In the past, some people in the DAM/ECM market have been less than complimentary about Box and their perceived ‘seriousness’ as a vendor.  The amount of investment cash they now have at their disposal and rapidly accumulating user base already presents a credible threat to more monolithic enterprise vendors.  With features like Box Embed, they could start appearing directly on competitors doorsteps – having been introduced by their own end users, themselves.  Of course, there is the potential for some vendors to try to ban Box Embed, just like Apple did with Flash, but that pre-supposes they also have the same clout and quasi-evangelical grip on their end users.  With the best marketing will in the world, for DAM and ECM applications, I can’t see it somehow.

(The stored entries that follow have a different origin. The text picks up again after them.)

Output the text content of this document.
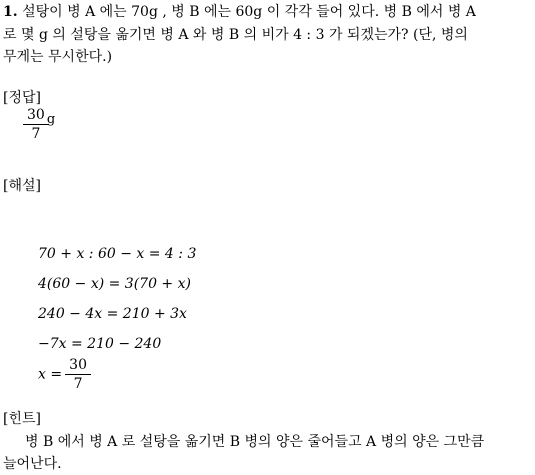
1. 설탕이 병 A 에는 70g , 병 B 에는 60g 이 각각 들어 있다. 병 B 에서 병 A
로 몇 g 의 설탕을 옮기면 병 A 와 병 B 의 비가 4 : 3 가 되겠는가? (단, 병의
무게는 무시한다.)
[정답]
$\frac{30}{7} ^g$
[해설]
70 + x : 60 − x = 4 : 3
4(60 − x) = 3(70 + x)
240 − 4x = 210 + 3x
−7x = 210 − 240
$x = \frac{30}{7}$
[힌트]
병 B 에서 병 A 로 설탕을 옮기면 B 병의 양은 줄어들고 A 병의 양은 그만큼
늘어난다.
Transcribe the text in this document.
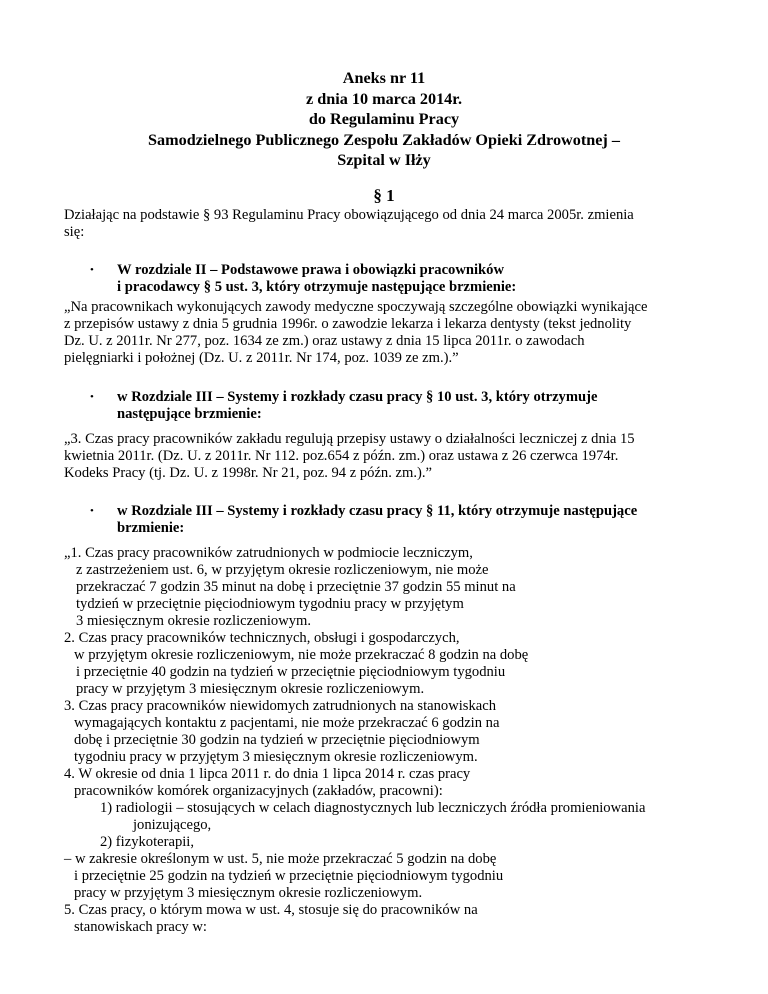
Aneks nr 11
z dnia 10 marca 2014r.
do Regulaminu Pracy
Samodzielnego Publicznego Zespołu Zakładów Opieki Zdrowotnej –
Szpital w Iłży
§ 1
Działając na podstawie § 93 Regulaminu Pracy obowiązującego od dnia 24 marca 2005r. zmienia
się:
• W rozdziale II – Podstawowe prawa i obowiązki pracowników
i pracodawcy § 5 ust. 3, który otrzymuje następujące brzmienie:
„Na pracownikach wykonujących zawody medyczne spoczywają szczególne obowiązki wynikające
z przepisów ustawy z dnia 5 grudnia 1996r. o zawodzie lekarza i lekarza dentysty (tekst jednolity
Dz. U. z 2011r. Nr 277, poz. 1634 ze zm.) oraz ustawy z dnia 15 lipca 2011r. o zawodach
pielęgniarki i położnej (Dz. U. z 2011r. Nr 174, poz. 1039 ze zm.).”
• w Rozdziale III – Systemy i rozkłady czasu pracy § 10 ust. 3, który otrzymuje
następujące brzmienie:
„3. Czas pracy pracowników zakładu regulują przepisy ustawy o działalności leczniczej z dnia 15
kwietnia 2011r. (Dz. U. z 2011r. Nr 112. poz.654 z późn. zm.) oraz ustawa z 26 czerwca 1974r.
Kodeks Pracy (tj. Dz. U. z 1998r. Nr 21, poz. 94 z późn. zm.).”
• w Rozdziale III – Systemy i rozkłady czasu pracy § 11, który otrzymuje następujące
brzmienie:
„1. Czas pracy pracowników zatrudnionych w podmiocie leczniczym,
z zastrzeżeniem ust. 6, w przyjętym okresie rozliczeniowym, nie może
przekraczać 7 godzin 35 minut na dobę i przeciętnie 37 godzin 55 minut na
tydzień w przeciętnie pięciodniowym tygodniu pracy w przyjętym
3 miesięcznym okresie rozliczeniowym.
2. Czas pracy pracowników technicznych, obsługi i gospodarczych,
w przyjętym okresie rozliczeniowym, nie może przekraczać 8 godzin na dobę
i przeciętnie 40 godzin na tydzień w przeciętnie pięciodniowym tygodniu
pracy w przyjętym 3 miesięcznym okresie rozliczeniowym.
3. Czas pracy pracowników niewidomych zatrudnionych na stanowiskach
wymagających kontaktu z pacjentami, nie może przekraczać 6 godzin na
dobę i przeciętnie 30 godzin na tydzień w przeciętnie pięciodniowym
tygodniu pracy w przyjętym 3 miesięcznym okresie rozliczeniowym.
4. W okresie od dnia 1 lipca 2011 r. do dnia 1 lipca 2014 r. czas pracy
pracowników komórek organizacyjnych (zakładów, pracowni):
1) radiologii – stosujących w celach diagnostycznych lub leczniczych źródła promieniowania
jonizującego,
2) fizykoterapii,
– w zakresie określonym w ust. 5, nie może przekraczać 5 godzin na dobę
i przeciętnie 25 godzin na tydzień w przeciętnie pięciodniowym tygodniu
pracy w przyjętym 3 miesięcznym okresie rozliczeniowym.
5. Czas pracy, o którym mowa w ust. 4, stosuje się do pracowników na
stanowiskach pracy w:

The logical conclusion if Box Embed apps do take hold across numerous other host applications is that some newer or less heavily committed tool vendors will want to leverage the potential for customer acquisition afforded by Box’s market penetration and will drop their own nascent back-end infrastructure (whether real or virtual) and fall in with Box instead.  If you were wondering how, exactly, this fragmentation of the DAM market which we have mentioned on DAM News (and elsewhere) before might occur, this is just one example that we hope illustrates our point.